What is the Difference between a Pure-Sine wave and a Modified-Sine wave with respect to Inverters?  

In this regard, a sine wave or sinusoidal wave is a voltage supply in the form of AC (Alternating Current). In South Africa, a household plug socket supplies a voltage of ±230 Volts AC. Where ‘230’ is the amplitude of the wave.

Figure 1 below represents what a sine wave looks like measured over a period of time.Figure 1: 230V Sine wave.

As depicted in figure 1, the amplitude alternates between +230V and -230V. The frequency of alternation of the supply in South Africa is 50 Hertz, meaning 50 times per second.

How is the voltage from the battery converted to AC?

The voltage supply from a battery connected to a general household inverter will be in the range of 12-24 Volts. However, this voltage is DC (Direct Current) and must be converted to AC in order to run household appliances, hence and Inverter is required.

Figure 2 (a) depicts a general DC voltage of 24 Volts. (b) Follows a square wave created from the DC voltage that switches from positive to negative at specific time intervals.  (c) The square wave is then transformed into a modified sine wave.

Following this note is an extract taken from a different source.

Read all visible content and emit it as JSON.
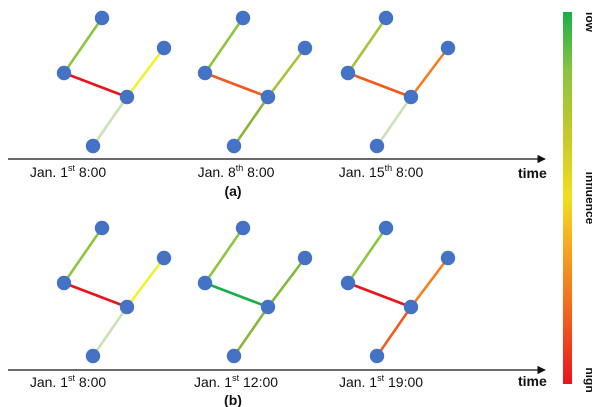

Figure 2: a) 24V DC, b) 24V square wave, c) 24V- 3 step modified sine wave.

 

The inverter then amplifies the modified sine wave to 230V allowing compatible home appliances to be powered directly from the inverter.

What is the difference between a Modified Sine Wave and a Pure Sine Wave?

As shown in figure 1, a sine wave is a smooth alternating voltage. Figure 1 in essence is a pure sine wave. But when dealing with inverters the sine waves are not generated by a motor/generator/turbine but rather a DC voltage is modified electronically to produce a sine wave as in figure 2. Therefore manufacturers will refer to the inverters output voltage as a “Modified Sine Wave”. This is more of an estimation of what a sine wave should be.

However, some manufacturers distinguish their inverters that produce much less distortion than the wave shown in figure 2 (c) by calling it a ‘Pure sine wave inverter’. I.e. more steps are used between the positive and negative alternation. The more steps used, the smoother the signal and the more ‘pure’ the wave appears to be. However the more steps involved, the more complex the inverter will be and hence more expensive.

Figure 3 shows a comparison of a sine wave , a simple modified sine wave and a pure sine wave that some complex inverters are capable of.

Figure 3: Overlay of a Sine wave, Modified Sine wave and Pure Sine wave.

For general household appliances such as a TV, PC, lights, etc… a modified sine wave is perfectly suitable.

What devices will not operate on a Modified Sine Wave?

Any appliances resistive in nature (e.g light bulb) or use a switch mode power supply (e.g motor) will run on a modified sine wave.

Devices with a built in clock that derive their time from the incoming frequencies may not function correctly. The function that provides the switching can be triggered at the steps instead of at the zero crossover point. This applies to biomedical devices that are used to monitor heart rate and oxygen cylinders.

Some cheaply made power supplies may also not function correctly. This will present itself in the charger heating up beyond its normal operating temperature.

A device called a line conditioner can be used between the output of the inverter and the non-operational device if needed. A line conditioner or power conditioner provides a “clean” AC power to sensitive electrical equipment [2]. This is an additional device that is separate from the inverter. Currently Switchman Products does not supply line conditioners.